By Bethany Peterson/nw news editor
Students can get advice on all genres of creative writing as well as learn how to break into the publishing world at the NW Campus SNaP Creative Writing Conference Feb. 27.
Workshops will be held from 8:30–11:30 a.m. with a question-and-answer time before the lunch and keynote speaker at 12:30 p.m. A book signing will be held after lunch.
NW English department members are involved in the conference, either teaching a workshop or facilitating one. Guest speakers include screenwriter Jon Keeyes, novelist Julie Kenner and 2005 Texas Poet Laureate Alan Birkelbach.
Kenner will talk during lunch about life as a full-time author.
“The highs and lows, and the process of getting a book from idea to the shelf,” she said.
She has written more than 30 books, including Carpe Demon: Adventures of a Demon-Hunting Soccer Mom.
Keeyes and Birkelbach will each conduct a workshop.
James Hunter, NW English instructor, will conduct the Writers’ Block and Description, a workshop to help writers get over that initial hump and then make their work engaging by good use of descriptions.
“Descriptions get a bad wrap,” Hunter said. “If you do it well, it becomes intimately tied to the action.”
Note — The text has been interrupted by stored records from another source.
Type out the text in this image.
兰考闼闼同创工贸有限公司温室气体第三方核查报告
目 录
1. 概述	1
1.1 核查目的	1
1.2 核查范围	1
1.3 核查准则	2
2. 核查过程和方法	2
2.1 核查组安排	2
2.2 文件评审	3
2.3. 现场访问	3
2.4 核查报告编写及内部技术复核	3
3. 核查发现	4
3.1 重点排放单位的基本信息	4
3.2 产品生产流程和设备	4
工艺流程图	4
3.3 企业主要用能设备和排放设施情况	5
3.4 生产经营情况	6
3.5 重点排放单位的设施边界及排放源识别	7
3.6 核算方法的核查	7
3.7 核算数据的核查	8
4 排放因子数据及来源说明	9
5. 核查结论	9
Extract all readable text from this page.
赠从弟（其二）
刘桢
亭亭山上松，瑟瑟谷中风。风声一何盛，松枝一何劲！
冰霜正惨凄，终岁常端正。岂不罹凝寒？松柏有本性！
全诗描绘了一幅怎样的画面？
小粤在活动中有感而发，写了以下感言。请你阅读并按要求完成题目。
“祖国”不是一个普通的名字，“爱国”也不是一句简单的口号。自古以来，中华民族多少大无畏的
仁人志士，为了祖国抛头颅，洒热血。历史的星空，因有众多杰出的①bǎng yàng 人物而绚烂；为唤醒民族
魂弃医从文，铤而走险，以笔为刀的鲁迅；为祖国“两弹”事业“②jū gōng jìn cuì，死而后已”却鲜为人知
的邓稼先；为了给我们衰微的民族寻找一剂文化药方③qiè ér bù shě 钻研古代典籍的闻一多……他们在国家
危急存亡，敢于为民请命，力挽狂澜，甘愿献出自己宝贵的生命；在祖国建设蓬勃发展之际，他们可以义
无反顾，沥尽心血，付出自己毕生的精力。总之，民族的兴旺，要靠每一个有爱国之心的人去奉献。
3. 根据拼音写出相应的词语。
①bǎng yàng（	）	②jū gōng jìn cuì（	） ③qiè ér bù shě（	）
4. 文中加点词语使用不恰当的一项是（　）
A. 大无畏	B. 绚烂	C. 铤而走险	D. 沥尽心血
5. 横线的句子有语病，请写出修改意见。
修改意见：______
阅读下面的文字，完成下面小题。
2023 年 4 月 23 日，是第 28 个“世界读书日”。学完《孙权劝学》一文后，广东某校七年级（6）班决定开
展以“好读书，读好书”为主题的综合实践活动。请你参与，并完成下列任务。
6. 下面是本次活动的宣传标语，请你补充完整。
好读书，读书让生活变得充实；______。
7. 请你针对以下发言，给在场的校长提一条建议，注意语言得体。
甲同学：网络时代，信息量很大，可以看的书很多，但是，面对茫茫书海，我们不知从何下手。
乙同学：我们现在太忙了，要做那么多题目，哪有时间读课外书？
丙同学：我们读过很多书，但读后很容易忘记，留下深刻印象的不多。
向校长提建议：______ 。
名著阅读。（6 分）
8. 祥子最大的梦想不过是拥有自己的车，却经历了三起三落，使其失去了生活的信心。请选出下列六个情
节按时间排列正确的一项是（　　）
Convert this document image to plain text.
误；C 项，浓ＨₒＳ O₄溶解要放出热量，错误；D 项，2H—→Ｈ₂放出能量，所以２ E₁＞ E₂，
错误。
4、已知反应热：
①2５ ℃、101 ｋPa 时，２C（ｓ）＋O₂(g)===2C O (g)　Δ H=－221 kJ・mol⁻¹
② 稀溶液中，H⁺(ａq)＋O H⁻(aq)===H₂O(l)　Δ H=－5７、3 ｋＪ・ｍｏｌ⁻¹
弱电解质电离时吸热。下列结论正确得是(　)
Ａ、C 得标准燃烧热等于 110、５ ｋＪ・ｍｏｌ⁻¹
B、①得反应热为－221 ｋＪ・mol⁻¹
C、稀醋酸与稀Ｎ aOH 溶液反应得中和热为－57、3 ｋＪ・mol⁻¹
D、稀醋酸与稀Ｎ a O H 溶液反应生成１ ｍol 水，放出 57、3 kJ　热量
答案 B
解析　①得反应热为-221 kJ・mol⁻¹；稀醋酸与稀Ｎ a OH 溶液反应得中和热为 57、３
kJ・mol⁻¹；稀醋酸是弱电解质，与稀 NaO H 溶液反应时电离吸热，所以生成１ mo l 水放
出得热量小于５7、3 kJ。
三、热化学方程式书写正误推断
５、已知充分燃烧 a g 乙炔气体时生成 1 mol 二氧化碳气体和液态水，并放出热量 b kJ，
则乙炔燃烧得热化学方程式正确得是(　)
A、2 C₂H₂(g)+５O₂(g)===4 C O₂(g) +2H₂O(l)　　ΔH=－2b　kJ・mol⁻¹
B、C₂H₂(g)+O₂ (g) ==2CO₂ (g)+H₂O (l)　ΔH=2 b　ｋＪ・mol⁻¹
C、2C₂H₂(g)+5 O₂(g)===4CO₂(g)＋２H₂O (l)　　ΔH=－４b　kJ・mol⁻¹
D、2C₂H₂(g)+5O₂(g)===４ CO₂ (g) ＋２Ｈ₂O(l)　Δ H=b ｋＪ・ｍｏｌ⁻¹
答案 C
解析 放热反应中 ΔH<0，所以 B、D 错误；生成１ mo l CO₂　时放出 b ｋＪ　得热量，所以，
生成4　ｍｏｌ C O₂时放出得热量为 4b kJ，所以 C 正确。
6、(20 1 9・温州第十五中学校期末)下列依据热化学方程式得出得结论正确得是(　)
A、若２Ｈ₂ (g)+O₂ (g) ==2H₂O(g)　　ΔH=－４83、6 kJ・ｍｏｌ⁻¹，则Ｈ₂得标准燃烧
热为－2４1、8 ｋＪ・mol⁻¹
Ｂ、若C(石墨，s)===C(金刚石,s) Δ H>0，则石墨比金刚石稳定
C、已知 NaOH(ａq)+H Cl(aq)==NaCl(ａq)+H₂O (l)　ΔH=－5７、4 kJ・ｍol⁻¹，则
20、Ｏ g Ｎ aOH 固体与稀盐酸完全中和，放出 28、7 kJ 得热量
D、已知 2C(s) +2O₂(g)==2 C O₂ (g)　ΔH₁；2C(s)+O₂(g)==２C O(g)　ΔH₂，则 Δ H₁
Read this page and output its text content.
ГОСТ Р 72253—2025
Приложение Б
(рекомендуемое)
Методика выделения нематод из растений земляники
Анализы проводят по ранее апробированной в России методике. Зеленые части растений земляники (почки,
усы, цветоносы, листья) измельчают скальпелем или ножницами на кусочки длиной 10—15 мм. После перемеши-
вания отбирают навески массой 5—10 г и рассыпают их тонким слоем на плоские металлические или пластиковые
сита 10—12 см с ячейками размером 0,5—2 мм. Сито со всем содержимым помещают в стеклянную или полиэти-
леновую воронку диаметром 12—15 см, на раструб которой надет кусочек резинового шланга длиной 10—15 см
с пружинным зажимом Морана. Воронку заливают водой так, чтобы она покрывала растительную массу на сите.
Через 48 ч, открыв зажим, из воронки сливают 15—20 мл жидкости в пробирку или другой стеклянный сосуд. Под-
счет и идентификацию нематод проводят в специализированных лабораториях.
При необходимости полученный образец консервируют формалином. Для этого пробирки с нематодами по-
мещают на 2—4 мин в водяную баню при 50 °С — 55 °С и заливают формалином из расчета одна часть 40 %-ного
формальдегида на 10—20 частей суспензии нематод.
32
He wants students to come out with some words on paper to start with and fearing writing a little less.
Students’ writing is sometimes flat and ineffective because the descriptions are flat, Hunter said.
Likewise, Alice Shen plans to have students write some in her workshop END OF PLAY … Now What? She will give a situation or a set of nouns, verbs and adjectives and ask students to create a play idea to share with the group.
She plans to teach how drama is different from fiction writing but also how to market for the theater.
Her first play Entitled won the SE Theatre Conference’s 2010 Charles M. Getchell New Play Award.
Several students have been active in offering ideas and doing some light work arranging the conference.
Student Connie Bensen created several graphic ideas for SNaP, including the chosen icon.